The narrow street was full of armed men.
Twenty? Thirty?
As they pushed him into the back of the van, Lorenzo wondered whether the police had come to arrest him alone, or were they rounding up every single person who lived in the neighbourhood?
The double doors slammed shut and the wailing siren drowned out the noise of the helicopter.
05.28
His mother burst
into his bedroom and switched on the light.
‘Wake up, Davide! Something’s going on outside.’
A heavy sleeper, it took him a few moments to pull himself together. His mother was standing by the window, pulling back the curtain, looking down into the back garden.
The danger was out there, it seemed.
He jumped up, moved to her side, terrified by what he saw outside. Seven or eight masked men in black uniforms were encircling the house. Each man held a machine gun at the ready. Wide awake, he turned towards the door but his mother held him back, a sob breaking from her lips.
‘Who are they? What do they want?’
He grabbed his phone from the bedside table and dialled a number that everyone knew: 112.
A deep bass voice answered at once: ‘Carabinieri. Who’s speaking?’
‘Davide … Castrianni. A gang of men. In my back garden. With guns,’ he managed to say.
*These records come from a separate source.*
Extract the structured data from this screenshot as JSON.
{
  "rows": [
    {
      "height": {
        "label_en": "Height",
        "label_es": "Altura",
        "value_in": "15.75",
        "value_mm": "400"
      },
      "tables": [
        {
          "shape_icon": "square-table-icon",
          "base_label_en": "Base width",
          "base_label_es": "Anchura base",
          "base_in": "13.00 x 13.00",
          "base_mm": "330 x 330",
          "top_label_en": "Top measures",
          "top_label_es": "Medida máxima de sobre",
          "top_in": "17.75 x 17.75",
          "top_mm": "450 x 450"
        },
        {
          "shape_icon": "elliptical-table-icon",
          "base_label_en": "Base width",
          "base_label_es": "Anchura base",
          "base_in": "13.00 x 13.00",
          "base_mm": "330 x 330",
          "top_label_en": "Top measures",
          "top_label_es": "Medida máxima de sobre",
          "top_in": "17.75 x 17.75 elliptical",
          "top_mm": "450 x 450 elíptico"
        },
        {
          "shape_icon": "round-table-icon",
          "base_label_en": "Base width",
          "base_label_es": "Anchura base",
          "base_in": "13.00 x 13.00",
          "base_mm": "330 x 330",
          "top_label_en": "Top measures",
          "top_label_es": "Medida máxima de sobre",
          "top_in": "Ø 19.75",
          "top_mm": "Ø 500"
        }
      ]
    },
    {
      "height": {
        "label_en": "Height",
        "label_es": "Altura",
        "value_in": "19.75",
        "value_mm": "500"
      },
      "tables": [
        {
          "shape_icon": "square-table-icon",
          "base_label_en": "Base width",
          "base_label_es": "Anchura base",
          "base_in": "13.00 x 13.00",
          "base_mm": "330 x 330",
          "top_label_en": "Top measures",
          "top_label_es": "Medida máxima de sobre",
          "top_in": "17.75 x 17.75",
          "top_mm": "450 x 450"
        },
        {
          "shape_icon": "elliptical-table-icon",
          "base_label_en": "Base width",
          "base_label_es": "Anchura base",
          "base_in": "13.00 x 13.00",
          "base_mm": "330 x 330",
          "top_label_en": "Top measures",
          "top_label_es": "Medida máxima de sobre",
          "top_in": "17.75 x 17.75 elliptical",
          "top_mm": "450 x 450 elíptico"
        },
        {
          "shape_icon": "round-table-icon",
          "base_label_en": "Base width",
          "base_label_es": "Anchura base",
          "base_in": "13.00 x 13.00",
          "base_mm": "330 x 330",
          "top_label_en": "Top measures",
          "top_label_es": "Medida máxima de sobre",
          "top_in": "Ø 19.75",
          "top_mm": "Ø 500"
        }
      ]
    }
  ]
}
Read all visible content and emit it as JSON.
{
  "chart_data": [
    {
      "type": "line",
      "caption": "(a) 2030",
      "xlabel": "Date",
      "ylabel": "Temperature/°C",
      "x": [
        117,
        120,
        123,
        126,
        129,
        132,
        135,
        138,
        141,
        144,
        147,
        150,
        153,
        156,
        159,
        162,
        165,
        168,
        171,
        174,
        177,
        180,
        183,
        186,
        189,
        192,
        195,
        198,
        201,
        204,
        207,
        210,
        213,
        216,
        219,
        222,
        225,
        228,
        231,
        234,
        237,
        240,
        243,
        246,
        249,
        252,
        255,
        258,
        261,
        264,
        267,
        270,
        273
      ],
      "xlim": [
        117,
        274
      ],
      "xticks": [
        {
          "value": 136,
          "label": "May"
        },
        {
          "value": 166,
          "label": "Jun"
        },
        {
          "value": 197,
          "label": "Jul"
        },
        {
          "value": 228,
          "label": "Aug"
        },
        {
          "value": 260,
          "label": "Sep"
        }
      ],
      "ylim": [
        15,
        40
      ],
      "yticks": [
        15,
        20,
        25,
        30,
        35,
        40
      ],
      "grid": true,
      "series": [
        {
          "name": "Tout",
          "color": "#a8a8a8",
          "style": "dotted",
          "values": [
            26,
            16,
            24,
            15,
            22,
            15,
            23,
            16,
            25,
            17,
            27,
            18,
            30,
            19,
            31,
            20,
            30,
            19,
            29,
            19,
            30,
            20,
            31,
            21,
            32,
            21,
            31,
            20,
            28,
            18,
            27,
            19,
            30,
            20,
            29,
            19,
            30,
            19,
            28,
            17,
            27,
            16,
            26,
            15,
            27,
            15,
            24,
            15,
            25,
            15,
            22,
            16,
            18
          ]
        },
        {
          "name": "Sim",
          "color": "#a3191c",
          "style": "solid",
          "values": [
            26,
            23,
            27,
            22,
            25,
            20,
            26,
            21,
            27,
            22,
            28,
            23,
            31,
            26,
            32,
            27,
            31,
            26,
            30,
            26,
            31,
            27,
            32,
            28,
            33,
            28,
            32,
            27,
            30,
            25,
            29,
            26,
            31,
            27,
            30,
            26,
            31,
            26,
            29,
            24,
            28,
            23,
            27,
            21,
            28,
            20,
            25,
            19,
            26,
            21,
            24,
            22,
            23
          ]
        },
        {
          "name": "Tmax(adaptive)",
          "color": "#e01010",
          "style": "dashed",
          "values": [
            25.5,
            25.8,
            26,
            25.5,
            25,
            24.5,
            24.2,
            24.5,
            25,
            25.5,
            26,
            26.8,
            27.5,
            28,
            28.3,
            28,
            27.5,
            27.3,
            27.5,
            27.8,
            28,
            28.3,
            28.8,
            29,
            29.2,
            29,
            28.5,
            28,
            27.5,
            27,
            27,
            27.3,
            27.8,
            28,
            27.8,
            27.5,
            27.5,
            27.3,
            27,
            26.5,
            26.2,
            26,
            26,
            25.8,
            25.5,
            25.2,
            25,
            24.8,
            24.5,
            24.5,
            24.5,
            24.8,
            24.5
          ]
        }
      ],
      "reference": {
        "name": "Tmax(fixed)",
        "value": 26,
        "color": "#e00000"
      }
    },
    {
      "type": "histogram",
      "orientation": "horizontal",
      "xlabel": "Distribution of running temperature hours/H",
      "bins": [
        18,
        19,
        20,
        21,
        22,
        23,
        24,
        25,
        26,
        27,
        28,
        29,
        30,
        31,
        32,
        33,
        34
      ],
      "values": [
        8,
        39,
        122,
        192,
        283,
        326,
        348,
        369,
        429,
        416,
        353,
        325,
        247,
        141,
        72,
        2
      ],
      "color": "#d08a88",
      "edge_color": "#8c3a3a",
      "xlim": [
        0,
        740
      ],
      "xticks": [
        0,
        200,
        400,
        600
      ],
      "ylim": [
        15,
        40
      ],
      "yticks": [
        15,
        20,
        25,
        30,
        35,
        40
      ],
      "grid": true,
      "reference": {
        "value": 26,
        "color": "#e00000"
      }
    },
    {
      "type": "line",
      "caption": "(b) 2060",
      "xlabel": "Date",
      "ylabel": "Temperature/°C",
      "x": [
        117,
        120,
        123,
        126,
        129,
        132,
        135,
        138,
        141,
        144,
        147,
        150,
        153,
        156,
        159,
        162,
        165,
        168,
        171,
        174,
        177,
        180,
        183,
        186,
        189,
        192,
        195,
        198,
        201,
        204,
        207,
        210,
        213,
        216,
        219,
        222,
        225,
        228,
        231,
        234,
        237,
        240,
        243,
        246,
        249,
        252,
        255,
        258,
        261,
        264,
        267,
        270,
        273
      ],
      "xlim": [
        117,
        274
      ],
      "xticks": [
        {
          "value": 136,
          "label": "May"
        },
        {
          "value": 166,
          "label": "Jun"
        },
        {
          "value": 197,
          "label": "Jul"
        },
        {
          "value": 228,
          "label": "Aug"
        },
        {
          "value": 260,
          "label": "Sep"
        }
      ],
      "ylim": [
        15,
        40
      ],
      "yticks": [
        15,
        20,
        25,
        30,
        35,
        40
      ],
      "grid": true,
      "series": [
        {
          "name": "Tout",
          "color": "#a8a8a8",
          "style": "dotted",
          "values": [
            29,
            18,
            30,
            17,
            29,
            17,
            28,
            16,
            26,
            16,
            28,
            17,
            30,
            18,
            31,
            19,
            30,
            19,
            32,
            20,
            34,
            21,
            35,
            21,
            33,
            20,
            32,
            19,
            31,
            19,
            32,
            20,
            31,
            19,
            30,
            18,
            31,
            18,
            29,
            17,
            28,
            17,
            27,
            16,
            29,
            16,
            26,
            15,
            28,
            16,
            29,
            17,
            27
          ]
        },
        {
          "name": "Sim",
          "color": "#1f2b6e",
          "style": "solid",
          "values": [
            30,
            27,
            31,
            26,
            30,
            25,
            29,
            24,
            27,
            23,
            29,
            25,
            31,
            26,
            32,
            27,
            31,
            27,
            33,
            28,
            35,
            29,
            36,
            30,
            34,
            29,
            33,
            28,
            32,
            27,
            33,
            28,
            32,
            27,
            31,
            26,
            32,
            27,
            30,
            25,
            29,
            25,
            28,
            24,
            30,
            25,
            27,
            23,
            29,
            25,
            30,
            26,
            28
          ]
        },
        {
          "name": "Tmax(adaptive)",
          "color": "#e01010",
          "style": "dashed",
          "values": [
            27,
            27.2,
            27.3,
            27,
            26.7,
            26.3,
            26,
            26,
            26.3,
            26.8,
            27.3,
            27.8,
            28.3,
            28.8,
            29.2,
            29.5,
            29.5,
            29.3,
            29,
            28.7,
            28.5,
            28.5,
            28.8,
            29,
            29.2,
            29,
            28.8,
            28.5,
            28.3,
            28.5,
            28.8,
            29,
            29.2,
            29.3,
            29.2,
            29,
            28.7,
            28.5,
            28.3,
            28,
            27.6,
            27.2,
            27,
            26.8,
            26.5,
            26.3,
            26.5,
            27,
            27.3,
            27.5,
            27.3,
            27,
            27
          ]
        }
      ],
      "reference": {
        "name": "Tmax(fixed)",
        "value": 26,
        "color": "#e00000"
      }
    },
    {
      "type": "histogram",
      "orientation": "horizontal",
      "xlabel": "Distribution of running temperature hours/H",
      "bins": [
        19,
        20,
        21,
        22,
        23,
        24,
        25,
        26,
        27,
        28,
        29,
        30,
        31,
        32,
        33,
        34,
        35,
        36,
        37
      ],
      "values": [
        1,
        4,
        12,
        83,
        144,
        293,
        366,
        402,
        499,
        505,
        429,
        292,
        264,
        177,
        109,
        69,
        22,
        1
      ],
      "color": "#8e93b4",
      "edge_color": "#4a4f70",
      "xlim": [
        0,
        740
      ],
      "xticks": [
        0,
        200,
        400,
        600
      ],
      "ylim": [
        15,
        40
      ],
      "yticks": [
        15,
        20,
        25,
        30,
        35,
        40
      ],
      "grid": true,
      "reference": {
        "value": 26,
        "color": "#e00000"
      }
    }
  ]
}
At the other end of the line, the voice said calmly: ‘That’s us, Davide. Just open the door and come out with your hands up!’
05.32
Signora Donati wasn’t alarmed when she heard the doorbell ring.
She was waiting for Sauro, the male nurse, who gave her husband his injections. Sauro had told her that was on the first shift at the hospital that day, so he would be coming early. She had got up on purpose.
She opened the door and a man pointed a pistol in her face.
A man?
The face was covered in black, except for two round eyeholes and a larger hole which showed his mouth.
‘Carabinieri!’ the mouth hissed. ‘Where’s Federico?’
Signora Donati fainted, but it couldn’t have been for long. She opened her eyes, struggled to her feet and pushed her way towards Federico’s bedroom through the crush of men in black who were blocking the narrow hallway. A figure was standing over her son, holding a pistol next to Federico’s cheek. The boy was crushed against the wall, his face pushed out of shape by the gun. Two men were tapping the walls like doctors tapping her husband’s chest and back, while others were pulling out drawers and opening cupboards, throwing everything into a heap on the floor.